Give me Mountain Dew, or give me death! And not Diet Mountain Dew, either. It tastes like artificially sweetened sheep dip.
The Founding Fathers would be horrified. The whole reason they settled in the New World is because the British wouldn’t let us sweeten our tea.
“One lump or two?”
“How dare they alter our national beverage? Off with their heads!”
Then we revolted, so we could have southern style sweet tea. Thomas Jefferson wrote that right into the Declaration of Independence, along with a clause about fried chicken and gravy. Both were removed by a rather grumpy New York delegate named Samuel Chase,
whose wife had just put him on a diet.
Say, do you suppose that’s it? Maybe Bloomberg’s just steamed because his wife had him eating fish and asparagus.

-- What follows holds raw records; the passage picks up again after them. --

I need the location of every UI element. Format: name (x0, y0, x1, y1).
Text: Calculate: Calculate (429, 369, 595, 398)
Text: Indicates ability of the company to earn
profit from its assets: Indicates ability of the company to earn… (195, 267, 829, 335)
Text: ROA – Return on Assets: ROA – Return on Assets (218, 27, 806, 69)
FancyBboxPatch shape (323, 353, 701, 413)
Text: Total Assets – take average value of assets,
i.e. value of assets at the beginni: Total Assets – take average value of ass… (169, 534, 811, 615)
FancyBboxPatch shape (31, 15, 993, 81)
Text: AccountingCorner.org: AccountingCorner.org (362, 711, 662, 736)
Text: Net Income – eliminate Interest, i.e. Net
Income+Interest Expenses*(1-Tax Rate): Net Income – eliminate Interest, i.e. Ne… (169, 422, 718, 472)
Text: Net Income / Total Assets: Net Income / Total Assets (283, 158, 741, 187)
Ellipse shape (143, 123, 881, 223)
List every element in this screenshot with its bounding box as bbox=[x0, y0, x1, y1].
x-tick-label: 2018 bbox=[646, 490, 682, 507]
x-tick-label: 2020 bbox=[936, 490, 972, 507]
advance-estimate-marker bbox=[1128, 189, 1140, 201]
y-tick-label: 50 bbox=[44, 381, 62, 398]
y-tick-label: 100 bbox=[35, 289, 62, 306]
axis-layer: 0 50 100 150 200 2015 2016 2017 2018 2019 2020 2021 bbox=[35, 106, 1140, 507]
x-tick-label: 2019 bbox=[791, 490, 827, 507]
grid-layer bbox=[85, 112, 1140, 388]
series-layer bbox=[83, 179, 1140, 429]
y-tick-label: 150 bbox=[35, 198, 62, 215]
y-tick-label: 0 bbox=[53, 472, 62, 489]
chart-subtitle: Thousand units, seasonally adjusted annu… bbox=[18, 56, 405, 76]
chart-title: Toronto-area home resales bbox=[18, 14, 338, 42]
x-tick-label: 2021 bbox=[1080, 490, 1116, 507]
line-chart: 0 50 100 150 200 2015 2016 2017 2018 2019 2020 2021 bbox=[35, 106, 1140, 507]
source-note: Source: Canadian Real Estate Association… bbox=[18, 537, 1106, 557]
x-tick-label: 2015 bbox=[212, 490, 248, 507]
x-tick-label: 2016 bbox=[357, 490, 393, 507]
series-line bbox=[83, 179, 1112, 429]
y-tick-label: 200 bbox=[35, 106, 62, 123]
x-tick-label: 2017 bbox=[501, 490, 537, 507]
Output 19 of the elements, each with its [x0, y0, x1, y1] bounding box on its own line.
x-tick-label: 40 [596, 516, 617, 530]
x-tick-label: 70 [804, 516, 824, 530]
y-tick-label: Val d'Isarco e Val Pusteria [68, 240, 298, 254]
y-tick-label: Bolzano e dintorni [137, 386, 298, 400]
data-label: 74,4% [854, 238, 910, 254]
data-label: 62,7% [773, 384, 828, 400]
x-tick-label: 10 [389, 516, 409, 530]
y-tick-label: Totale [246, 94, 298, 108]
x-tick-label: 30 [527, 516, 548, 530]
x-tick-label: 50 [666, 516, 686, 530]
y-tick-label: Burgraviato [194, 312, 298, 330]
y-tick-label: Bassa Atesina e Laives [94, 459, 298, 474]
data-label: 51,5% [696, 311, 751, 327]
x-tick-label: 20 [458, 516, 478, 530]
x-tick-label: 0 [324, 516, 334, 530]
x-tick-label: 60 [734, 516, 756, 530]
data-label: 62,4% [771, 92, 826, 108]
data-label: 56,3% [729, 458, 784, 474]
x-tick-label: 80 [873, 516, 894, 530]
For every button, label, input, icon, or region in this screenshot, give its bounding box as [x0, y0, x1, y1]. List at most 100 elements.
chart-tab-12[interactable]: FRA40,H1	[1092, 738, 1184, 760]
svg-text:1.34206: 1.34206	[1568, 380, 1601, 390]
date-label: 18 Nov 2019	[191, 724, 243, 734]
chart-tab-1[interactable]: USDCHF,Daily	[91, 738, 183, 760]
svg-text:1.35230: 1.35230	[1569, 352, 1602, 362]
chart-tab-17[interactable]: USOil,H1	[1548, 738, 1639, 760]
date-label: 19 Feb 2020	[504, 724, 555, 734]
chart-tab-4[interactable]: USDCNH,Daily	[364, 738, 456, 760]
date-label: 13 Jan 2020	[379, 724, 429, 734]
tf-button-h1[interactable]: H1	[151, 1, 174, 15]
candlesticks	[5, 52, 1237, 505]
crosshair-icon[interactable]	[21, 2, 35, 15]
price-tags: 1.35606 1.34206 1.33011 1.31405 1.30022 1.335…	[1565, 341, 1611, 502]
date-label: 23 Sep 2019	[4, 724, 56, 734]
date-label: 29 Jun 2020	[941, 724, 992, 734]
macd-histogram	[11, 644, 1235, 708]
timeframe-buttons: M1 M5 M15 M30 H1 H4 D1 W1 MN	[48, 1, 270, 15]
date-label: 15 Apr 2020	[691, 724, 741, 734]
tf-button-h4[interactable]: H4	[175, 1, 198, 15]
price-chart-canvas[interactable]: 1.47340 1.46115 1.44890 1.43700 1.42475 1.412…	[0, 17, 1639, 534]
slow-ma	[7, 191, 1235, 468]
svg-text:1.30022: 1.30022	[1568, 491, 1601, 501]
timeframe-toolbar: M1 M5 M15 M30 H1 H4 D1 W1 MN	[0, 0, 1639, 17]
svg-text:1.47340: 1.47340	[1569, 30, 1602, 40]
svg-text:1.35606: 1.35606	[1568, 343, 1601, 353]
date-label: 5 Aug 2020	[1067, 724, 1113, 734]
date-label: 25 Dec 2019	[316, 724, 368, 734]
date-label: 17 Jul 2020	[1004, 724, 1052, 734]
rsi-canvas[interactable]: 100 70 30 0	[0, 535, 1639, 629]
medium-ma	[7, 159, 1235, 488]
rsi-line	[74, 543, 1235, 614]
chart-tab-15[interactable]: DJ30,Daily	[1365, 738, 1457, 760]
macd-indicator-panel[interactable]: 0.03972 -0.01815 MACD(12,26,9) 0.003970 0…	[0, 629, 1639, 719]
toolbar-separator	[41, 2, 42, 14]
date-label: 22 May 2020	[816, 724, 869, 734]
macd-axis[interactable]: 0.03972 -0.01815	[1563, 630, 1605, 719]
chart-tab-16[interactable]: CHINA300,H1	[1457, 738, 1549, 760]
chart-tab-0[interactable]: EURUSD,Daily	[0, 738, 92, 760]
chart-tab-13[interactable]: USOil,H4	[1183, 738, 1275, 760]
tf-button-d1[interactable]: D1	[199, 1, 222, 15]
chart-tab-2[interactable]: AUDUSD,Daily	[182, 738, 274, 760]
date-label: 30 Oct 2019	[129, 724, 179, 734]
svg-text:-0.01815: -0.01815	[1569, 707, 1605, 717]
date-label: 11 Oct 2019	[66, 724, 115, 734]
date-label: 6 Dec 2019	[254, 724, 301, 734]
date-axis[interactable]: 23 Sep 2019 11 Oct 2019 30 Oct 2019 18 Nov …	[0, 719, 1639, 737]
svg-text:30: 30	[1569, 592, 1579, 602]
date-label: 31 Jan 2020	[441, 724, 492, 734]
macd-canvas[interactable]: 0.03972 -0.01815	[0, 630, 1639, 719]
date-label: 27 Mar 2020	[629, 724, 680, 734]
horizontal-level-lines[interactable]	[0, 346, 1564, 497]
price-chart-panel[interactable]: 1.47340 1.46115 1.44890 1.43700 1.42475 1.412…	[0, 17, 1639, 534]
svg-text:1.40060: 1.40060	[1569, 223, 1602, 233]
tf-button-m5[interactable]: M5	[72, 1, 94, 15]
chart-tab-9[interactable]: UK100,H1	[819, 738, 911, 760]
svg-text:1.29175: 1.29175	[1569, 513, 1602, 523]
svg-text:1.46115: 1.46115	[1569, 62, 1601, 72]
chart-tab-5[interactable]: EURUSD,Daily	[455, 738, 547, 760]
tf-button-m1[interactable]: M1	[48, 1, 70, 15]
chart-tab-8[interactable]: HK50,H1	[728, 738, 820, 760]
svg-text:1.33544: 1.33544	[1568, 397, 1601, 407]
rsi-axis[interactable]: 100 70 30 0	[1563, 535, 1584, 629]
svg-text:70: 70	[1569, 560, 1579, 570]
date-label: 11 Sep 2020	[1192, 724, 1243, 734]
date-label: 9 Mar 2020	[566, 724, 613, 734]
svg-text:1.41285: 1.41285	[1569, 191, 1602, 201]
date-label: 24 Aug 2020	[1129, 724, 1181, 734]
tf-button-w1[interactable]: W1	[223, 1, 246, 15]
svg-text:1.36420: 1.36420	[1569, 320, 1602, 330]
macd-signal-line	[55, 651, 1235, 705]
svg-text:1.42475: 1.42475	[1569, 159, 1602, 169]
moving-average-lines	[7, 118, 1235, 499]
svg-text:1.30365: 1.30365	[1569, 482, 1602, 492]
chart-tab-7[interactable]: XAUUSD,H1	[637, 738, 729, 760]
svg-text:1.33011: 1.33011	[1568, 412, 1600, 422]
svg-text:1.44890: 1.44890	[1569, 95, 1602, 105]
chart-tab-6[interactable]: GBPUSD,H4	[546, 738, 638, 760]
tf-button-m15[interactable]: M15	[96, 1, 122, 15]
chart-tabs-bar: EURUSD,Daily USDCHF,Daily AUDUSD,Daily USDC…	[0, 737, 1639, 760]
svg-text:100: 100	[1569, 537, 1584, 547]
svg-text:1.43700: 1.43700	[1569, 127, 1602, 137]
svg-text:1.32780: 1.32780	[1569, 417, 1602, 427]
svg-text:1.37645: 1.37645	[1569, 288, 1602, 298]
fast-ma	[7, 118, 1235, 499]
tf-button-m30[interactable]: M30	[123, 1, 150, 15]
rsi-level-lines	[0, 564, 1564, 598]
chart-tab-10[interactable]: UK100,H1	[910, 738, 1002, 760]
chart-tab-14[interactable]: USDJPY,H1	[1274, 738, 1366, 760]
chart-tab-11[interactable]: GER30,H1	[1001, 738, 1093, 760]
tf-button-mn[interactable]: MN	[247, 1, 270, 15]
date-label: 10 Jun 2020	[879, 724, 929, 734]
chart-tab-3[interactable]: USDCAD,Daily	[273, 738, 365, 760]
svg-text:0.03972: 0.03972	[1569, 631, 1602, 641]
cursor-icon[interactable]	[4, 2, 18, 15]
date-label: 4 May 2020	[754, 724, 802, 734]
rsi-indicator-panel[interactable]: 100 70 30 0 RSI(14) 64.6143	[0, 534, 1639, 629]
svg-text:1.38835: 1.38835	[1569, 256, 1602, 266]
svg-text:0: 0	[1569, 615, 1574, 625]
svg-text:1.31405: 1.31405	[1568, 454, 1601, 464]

The Founding Fathers really would be horrified, as this kind of nanny state thinking is exactly what the Constitution was meant to prevent. It demonstrates that their written guide for the country is more relevant now than ever, if only we could get our elected officials to read it.
Benjamin Franklin would be especially upset, as he was known to upturn an extra-large mug of mead himself, from time to time. Franklin, who famously said that wine is proof that God loves us, and wants to see us happy, would have loved one of those fountain drinks you have to haul around in a cart. Ben Franklin would have punched Bloomberg right in the nose. Well, maybe not … no, Ben would probably have slept with Bloomberg’s wife. He was into all sorts of excesses.
I’m not so sure about Thomas Jefferson’s reaction. Although he was very much into personal freedoms (unless you were one of his slaves), he was also very much into a huge vegetable garden that he took great pride in. He grew over 250 varieties of more than 70 different vegetable species, in a garden 1,000 feet long. His children hated him.
Once, Jefferson sent John Adams a sampling of twenty different types of lettuce. Adams wrote back: “Tom, would you relax and have a friggin’ donut? I’ll bet you can’t find twenty different varieties of donuts.” This was before Krispy Kreme.
Still, they would have agreed that no mayor of York, old or new, had the right to come over and tell them how many lumps they could put in their tea. Should you stop drinking huge sugary drinks? Of course. Should we bow to a government telling us we have to? Hell, no.
We can’t have true freedom without independence. A nanny state, by definition, is a lack of independence. I may disapprove of what you eat, but I will defend to the early death your right to pork rinds.
We must draw a jittery line in the sand, with one of those big soda straws. Our voices, strengthened by a sugar rush, should shout out that we can be convinced to be healthier, but not force fed. To paraphrase Franklin Delano Roosevelt, we would rather die on our Frostie than live on our salads.
Now. If you’ll excuse me, it’s time for a little non-violent demonstration. Supersize me.